TODAY, ALMOST 13 years after their son Alan died, Vera and Kevin Duffy will attend what is expected to be the conclusion of the inquest into his death.
Alan Duffy was 22-years-old when he died at the Mater hospital on December 31, 1995, after contracting pneumonia. His family claim the pneumonia was due to Alan's severe mental handicap, which they maintain was caused by a reaction to the three-in-one vaccine he received as a baby between 1973 and 1974.
An inquest was opened at the Dublin City Coroner's Court following his death and the Northern Area Health Board subsequently went to the High Court to challenge Dr Brian Farrell's decision to investigate the role, if any, the pertussis (whooping cough) vaccine may have had in Alan's death.
In December 1999, the High Court upheld that challenge, ruling that any link between his death and the vaccine was too indistinct to make it appropriate for investigation by a coroner.
Two years later the Supreme Court rejected an appeal by the Dublin city coroner against the decision.
The Duffy family, from Howth Road, Clontarf still want answers.
"The best we can hope for is an open verdict, which will be shocking. It's 12½ years of our lives," says Vera.
When Alan, the couple's second child and first son, was born at Mount Carmel Hospital on May 11th, 1973, he was a healthy baby boy who "had the best of everything".
But after receiving the first three-in-one injection at five months Alan became unwell.
"He was grey. His eyes were rolling. His arms were jerking out. He used to scream this high pitched screech. It was like he had a temper. He had projectile vomiting. I had no idea what was going on," says Vera.
She didn't want him to have the second injection but her doctor advised he'd be a lot worse off if he didn't get it and afterwards Alan had the same disturbing reaction, but this time more frequently.
"We had no idea. I was 25. This was doctors and medicine.
"It was what you did."
A developmental check around eight months (after the second injection), by the district nurse found a huge deterioration in the previously healthy baby boy, who was now rolling all over the place and had to be propped up with pillows, as did a second examination by a paediatrician around the same time, where Alan had no reflexes and couldn't balance himself.
After the third injection at nine months Alan went into convulsions and, "from there on in he was completely destroyed. He was gone from me from there on," says Vera. "He never knew me. He never kicked a ball, never said a word, never did anything."
Vera and Kevin attended doctors and specialists in an effort to find some explanations but felt they were getting none.
In a phone call to the Department of Health, Vera told an official she had received a card to get her son vaccinated and was concerned as she had read it could cause brain damage and convulsions and asked him was that possible.
"He said the advantages so outweighed the risks I'd be very foolish not to do it. He said it was possible, but very rare - it was one in a million. My answer to him was well, 'you're probably talking to the mother of one in a million because that's what I believe happened to my son.' That's when I knew it was possible. I said let's go public because there has to be more than him."
Aged 10 months, doctors told the couple their baby boy was mentally retarded and that his future lay with St Michael's Home, a facility for children with intellectual disabilities.
Vera looked after Alan at home until he was 12 and she was no longer able to cope. "It got to the stage where I couldn't lift him. One time I was lifting him up the stairs and he had a convulsion and broke my nose. I always said to Kevin he'd never leave my care."
Vera founded the Irish Association for Vaccine Damaged Children in the mid-1970s and the letters poured in from parents who believed their children had been adversely affected by vaccinations.
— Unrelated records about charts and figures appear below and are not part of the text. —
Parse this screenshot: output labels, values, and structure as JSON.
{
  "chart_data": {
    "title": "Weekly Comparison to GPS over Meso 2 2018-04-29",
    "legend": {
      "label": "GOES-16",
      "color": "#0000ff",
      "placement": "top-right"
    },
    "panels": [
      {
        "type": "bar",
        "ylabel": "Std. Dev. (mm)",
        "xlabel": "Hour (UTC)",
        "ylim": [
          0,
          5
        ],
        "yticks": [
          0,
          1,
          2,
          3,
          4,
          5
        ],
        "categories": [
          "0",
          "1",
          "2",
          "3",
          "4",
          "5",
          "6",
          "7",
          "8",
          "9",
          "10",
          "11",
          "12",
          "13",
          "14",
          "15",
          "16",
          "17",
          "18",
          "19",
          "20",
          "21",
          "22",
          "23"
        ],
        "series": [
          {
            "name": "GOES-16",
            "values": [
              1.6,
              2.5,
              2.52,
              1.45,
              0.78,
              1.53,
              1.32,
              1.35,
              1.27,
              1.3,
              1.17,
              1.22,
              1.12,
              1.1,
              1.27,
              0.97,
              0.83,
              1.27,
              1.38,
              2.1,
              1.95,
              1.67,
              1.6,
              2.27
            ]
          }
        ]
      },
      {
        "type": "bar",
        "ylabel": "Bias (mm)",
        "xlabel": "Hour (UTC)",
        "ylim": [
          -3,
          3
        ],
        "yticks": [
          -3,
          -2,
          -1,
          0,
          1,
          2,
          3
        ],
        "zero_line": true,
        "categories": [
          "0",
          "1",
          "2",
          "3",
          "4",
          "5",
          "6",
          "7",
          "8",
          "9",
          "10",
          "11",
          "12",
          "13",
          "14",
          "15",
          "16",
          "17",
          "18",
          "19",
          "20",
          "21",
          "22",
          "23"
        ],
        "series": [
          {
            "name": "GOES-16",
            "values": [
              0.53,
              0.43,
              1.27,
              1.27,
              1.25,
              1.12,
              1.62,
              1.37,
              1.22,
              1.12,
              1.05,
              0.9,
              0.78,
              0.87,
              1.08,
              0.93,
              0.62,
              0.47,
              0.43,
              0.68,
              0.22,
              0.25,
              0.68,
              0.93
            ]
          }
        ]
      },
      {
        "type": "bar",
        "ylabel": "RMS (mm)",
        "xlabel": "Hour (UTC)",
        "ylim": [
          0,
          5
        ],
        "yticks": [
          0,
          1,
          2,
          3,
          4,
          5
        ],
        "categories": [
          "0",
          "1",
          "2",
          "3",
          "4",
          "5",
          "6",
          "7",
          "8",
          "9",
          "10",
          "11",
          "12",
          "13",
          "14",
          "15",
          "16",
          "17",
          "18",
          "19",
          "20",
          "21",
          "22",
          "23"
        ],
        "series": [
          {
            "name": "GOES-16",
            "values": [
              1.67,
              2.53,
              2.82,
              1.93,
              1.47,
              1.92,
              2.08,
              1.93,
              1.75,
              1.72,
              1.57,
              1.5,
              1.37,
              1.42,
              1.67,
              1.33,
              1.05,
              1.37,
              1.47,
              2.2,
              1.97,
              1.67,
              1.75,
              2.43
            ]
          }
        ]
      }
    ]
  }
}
By the time he died, Alan, who was confined to a wheelchair, was little more than skin and bone.
It's the memory of "looking at your child wasting away to a skeleton" and "the pain he endured" that makes Vera relentless in her pursuit of the truth - to know the reason behind why her son was healthy at five months and severely brain-damaged five months later.
Almost 35 years later the couple still have no answers. "People say to me 'what keeps you going?' I have to close my eyes and remember what Alan looked like when we buried him and what he went through.
"I owe it to him and I owe it to his brothers and sisters. I'm not going to give up. I'm never going to stop. We're seeking the truth by whatever means possible."
A spokeswoman for the HSE said the organisation does not comment on individual cases.